Sommes-nous encore capables de tirer parti d’une occasion inespérée telle que nous l’offre la mise à la casse d’un hachoir à viande russe dont le chef truculent était déterminé à redorer le blason, sous l’effet d’une remobilisation générale de Son pays sur des théâtres africains ô combien géostratégiques, à la veille de sa chute ?
La voix singulière de la France va-t-elle longtemps se laisser démonétiser par l’imposture d’une Internationale décoloniale arc-boutant l’ultramasse contre les forces désaxées d’une convergence des psychonévroses dites de défense, lesquelles luttes en phase terminale ont substitué à l’autorité judiciaire la Cour pénale sauvage inframondiale ?
À défaut de pouvoir transplanter un siècle de Lumières chez l’ogre des empires épileptiques ou chez les proies faciles qu’il se réserve le droit d’inscrire au menu du Dernier repas, demeurons animés par le devoir de faire respecter notre héritage indisputable au-delà d’une cour d’honneur que hantent les invalides des armées du Grand Siècle.
À en juger par les dernières tribulations des sinoques de la gauche islamiste en Sinoquie rampante, — la gauche est-elle devenue ou redevenue fasciste ? — je dirais que, dans bien des cas, il s’avère impossible de forcer le respect des mondes que l’on a orgueilleusement ou, ce qui serait beaucoup plus difficile à pardonner, naïvement omis de tenir en respect.

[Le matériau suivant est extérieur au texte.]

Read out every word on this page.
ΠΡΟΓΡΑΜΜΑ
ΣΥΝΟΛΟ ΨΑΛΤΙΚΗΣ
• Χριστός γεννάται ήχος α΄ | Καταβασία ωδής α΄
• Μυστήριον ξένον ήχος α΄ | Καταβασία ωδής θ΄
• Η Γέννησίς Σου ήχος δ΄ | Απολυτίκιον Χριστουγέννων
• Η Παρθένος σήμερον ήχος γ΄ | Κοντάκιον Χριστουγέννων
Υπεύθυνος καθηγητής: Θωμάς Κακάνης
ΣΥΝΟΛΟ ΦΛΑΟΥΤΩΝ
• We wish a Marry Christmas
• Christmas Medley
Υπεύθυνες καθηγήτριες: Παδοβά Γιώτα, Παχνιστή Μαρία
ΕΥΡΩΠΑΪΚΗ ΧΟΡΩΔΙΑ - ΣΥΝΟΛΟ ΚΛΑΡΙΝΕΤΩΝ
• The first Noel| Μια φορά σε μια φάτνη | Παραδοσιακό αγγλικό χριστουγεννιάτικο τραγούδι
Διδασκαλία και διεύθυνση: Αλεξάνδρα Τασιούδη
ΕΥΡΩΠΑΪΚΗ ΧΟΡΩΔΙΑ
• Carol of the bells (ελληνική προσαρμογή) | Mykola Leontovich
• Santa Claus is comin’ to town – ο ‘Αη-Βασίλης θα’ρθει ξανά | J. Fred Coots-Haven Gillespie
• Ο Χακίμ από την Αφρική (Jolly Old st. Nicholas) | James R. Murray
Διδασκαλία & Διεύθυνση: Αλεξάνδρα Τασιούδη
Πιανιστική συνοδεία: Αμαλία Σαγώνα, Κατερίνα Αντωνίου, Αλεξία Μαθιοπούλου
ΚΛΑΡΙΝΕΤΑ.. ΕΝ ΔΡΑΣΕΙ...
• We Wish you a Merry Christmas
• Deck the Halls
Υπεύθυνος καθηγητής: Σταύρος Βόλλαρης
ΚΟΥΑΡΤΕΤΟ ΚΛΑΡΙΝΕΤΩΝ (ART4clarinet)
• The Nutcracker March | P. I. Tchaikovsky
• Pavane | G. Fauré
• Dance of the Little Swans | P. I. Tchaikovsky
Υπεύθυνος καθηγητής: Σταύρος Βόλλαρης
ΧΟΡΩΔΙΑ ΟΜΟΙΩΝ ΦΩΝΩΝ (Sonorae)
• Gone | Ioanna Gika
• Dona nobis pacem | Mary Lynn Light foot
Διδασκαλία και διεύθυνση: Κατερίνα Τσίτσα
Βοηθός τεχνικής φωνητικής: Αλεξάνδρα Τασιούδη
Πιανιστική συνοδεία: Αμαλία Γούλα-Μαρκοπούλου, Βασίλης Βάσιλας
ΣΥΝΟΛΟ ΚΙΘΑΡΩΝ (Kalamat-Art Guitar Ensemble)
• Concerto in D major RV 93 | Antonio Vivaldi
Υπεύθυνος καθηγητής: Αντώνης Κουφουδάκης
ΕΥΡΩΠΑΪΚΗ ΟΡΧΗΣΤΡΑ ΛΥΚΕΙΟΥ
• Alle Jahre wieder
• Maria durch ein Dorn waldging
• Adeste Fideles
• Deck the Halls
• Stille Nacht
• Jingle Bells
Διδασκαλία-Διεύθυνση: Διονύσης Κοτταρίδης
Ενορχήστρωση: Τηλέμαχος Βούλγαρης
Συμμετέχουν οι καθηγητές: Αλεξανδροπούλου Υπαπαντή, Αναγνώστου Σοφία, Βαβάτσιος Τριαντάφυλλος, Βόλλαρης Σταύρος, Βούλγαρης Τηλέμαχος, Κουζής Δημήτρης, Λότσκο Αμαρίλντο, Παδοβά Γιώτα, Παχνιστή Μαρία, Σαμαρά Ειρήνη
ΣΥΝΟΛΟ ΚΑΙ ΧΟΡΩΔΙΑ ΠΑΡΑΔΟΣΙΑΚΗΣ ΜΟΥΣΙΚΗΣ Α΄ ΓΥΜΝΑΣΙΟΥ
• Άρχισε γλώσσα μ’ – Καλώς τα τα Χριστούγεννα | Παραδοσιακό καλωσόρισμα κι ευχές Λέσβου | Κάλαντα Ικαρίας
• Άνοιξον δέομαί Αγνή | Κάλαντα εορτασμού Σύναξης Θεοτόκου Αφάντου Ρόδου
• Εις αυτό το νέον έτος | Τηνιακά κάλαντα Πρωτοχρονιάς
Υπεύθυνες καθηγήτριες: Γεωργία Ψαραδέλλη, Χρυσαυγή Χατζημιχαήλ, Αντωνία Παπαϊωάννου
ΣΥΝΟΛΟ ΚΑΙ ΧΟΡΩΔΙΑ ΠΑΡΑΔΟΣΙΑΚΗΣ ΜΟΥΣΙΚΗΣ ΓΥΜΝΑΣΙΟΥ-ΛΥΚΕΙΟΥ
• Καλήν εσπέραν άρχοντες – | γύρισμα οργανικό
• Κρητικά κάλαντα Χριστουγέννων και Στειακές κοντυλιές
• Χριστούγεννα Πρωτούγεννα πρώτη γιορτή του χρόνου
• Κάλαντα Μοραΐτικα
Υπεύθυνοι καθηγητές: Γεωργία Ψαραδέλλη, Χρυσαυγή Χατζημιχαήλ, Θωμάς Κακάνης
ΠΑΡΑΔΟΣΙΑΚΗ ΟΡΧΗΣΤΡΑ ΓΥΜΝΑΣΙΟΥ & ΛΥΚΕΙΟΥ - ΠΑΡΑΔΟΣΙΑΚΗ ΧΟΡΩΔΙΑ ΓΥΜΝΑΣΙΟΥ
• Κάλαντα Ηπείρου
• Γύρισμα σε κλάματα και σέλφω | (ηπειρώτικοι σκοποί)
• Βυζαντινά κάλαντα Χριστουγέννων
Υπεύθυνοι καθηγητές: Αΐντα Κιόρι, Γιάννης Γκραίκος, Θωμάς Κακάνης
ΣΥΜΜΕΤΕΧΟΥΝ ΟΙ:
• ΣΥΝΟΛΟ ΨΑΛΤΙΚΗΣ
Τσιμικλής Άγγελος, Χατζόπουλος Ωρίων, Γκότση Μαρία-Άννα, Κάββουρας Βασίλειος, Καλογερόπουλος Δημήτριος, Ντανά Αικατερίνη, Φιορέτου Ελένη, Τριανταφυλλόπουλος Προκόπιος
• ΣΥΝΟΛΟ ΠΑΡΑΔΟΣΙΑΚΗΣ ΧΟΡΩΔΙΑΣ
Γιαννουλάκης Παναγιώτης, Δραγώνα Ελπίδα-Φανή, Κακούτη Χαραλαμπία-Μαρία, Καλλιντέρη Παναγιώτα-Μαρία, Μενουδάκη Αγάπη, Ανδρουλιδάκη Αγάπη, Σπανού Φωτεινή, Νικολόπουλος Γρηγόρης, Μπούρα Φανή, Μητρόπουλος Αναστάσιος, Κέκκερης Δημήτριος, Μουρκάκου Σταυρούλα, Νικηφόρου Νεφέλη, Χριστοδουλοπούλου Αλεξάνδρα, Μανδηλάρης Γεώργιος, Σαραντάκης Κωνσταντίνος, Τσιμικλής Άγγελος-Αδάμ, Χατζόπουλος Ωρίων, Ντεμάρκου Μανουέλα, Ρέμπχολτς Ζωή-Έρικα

Garry veut mettre l’Adversaire échec et mat ? qu’il passe à l’offensive avant d’atteindre le stade critique de la raison autosuffisante.
Il serait Idiot de notre part de pronostiquer un inexorable renversement de régime là où s’est opérée la gélification des premiers principes de politique ; ce n’est pas une alternance possible que guette depuis sa tour d’ivoire la Russie de Berlioz, mais bien plutôt l’alternative à cette haine d’autrui, à cette hostilité à l’égard de l’étrange, à cette aversion pour une étrangeté que l’on sait inhérente aux inconnues qui fondent en déraison toute tentative d’accélération cubofuturiste, à cette xénophobie radicale qui n’a jamais cessé de réduire l’influence d’un joyau civilisationnel alors même qu’elle y muselait les élites scientifiques, intellectuelles et artistiques dont elle n’avait pas réussi à inféoder l’esprit de corps ni l’art du désaccord perfectible.
Poutine ordonne la neutralisation systématique des opposants subhistoriques, — Dieu merci face à cela, l’Union sacrée ne prendrait pas si elle impliquait l’abdication du pluralisme en résistance.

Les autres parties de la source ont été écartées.